薬機法(旧薬事法)で健康食品が取り締まりを受ける理由には、医薬品ではない健康食品に効能効果を表示することで消費者に治療や予防の効果に対する期待を抱かせ、適正な医療を受ける機会を失わせるリスクがあることがあります。
治療を受ける機会を失い、結果的に症状を悪化させてしまうことも考えられます。また、本来は医薬品でないものが医薬品のように販売されると、消費者は医薬品に対する認識を誤って捉えることもあるでしょう。日本国内で製造されているサプリメントは、薬機法(旧薬事法)に基づき製造・販売されていますが、海外で製造されたサプリメントは薬機法(旧薬事法)に配慮されていない可能性があります。

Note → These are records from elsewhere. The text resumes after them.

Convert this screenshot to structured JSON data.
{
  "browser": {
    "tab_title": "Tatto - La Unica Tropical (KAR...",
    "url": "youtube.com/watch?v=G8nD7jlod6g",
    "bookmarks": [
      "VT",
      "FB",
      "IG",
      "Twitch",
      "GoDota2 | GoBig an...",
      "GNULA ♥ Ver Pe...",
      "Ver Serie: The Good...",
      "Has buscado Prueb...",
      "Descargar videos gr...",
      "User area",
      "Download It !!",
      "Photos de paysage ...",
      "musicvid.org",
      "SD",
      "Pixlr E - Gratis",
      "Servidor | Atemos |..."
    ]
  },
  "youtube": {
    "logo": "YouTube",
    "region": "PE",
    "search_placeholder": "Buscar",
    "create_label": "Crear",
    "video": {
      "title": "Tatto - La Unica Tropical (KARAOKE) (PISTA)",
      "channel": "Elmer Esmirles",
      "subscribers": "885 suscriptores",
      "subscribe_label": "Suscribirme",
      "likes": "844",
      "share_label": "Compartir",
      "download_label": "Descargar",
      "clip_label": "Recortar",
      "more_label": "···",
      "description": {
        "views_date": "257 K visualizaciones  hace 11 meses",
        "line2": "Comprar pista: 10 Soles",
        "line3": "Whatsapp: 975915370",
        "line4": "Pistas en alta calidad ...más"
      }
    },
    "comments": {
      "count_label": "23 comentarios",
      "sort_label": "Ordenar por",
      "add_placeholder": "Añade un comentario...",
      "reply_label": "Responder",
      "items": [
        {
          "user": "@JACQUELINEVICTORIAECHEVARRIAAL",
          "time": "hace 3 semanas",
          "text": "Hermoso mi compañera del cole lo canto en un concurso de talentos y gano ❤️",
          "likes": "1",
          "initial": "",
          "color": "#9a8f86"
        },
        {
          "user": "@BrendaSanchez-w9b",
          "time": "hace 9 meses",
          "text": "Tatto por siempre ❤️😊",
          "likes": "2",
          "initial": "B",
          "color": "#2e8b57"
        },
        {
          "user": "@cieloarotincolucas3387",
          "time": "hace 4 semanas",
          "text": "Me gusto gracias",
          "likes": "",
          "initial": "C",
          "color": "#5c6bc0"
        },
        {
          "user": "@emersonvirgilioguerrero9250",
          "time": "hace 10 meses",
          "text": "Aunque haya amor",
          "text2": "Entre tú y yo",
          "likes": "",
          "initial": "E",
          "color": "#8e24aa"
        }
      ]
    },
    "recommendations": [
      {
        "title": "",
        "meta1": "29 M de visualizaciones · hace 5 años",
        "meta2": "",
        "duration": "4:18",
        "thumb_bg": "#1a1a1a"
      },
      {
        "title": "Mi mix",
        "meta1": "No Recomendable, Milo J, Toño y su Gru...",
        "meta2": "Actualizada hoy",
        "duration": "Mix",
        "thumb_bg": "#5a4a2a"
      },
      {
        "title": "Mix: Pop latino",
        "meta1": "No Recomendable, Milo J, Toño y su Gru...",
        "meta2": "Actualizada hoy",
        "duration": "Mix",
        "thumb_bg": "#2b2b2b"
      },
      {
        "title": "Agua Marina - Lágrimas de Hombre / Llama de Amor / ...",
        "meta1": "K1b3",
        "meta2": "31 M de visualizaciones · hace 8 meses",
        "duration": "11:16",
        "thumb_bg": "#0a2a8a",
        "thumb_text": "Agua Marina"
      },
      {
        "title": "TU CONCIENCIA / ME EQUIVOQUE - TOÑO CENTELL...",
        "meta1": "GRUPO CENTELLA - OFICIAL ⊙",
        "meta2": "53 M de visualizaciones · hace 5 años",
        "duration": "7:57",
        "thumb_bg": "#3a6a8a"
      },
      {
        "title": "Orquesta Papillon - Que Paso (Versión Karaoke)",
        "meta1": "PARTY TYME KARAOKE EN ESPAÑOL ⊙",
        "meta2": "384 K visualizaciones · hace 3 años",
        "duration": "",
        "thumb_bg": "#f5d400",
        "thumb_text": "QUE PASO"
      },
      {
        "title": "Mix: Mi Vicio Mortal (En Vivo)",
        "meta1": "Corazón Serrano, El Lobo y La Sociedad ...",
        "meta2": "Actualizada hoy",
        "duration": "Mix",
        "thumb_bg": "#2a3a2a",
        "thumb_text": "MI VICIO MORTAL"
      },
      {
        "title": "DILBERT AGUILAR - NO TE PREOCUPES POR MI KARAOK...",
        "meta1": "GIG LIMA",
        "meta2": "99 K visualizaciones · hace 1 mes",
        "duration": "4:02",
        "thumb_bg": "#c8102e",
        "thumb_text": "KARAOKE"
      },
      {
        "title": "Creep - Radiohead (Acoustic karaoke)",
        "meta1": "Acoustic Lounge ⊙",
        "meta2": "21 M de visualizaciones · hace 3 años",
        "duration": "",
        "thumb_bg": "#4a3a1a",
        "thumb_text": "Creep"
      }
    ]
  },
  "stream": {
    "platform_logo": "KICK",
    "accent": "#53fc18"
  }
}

海外ブランドのサプリメントを摂取する時には、注意しましょう。
薬機法(旧薬事法)は、正式名称を「医薬品、医療機器等の品質、有効性及び安全性の確保等に関する法律」といいます。以前は「薬事法」と呼ばれていましたが、2014年の改正に伴い「薬機法」と呼ばれるようになりました。
薬機法(旧薬事法)は必要に応じて改正が重ねられ、2021年には虚偽や誇大広告について課徴金制度が導入されています。広告の作成や各種メディアでの発信は、今まで以上に表現について注意することが求められます。
課徴金は過失がなくても課されることになっていて、実際に、アフィリエイターが薬機法(旧薬事法)違反で書類送検される事案も起きています。故意でない場合も同様なので、薬機法(旧薬事法)を「知らなかった」では済まされることではなくなっています。
今まで広告やブログなどで見かけることが多かった「個人の感想」といったケースも対象となるため、健康食品に対して医薬品的な効能効果を表現することはしないようにしましょう。
数多くの種類がある健康食品。魅力的な商品も多く、様々な媒体で発信することも多いでしょう。特に夏バテは誰もがなりうる症状であり、幅広い層がターゲットになるものです。
しかし、医薬品的な表現をすると法律に触れてしまいます。
薬機法(旧薬事法)に基づき、虚偽や誇大広告にならないように心がけながら発信したいものです。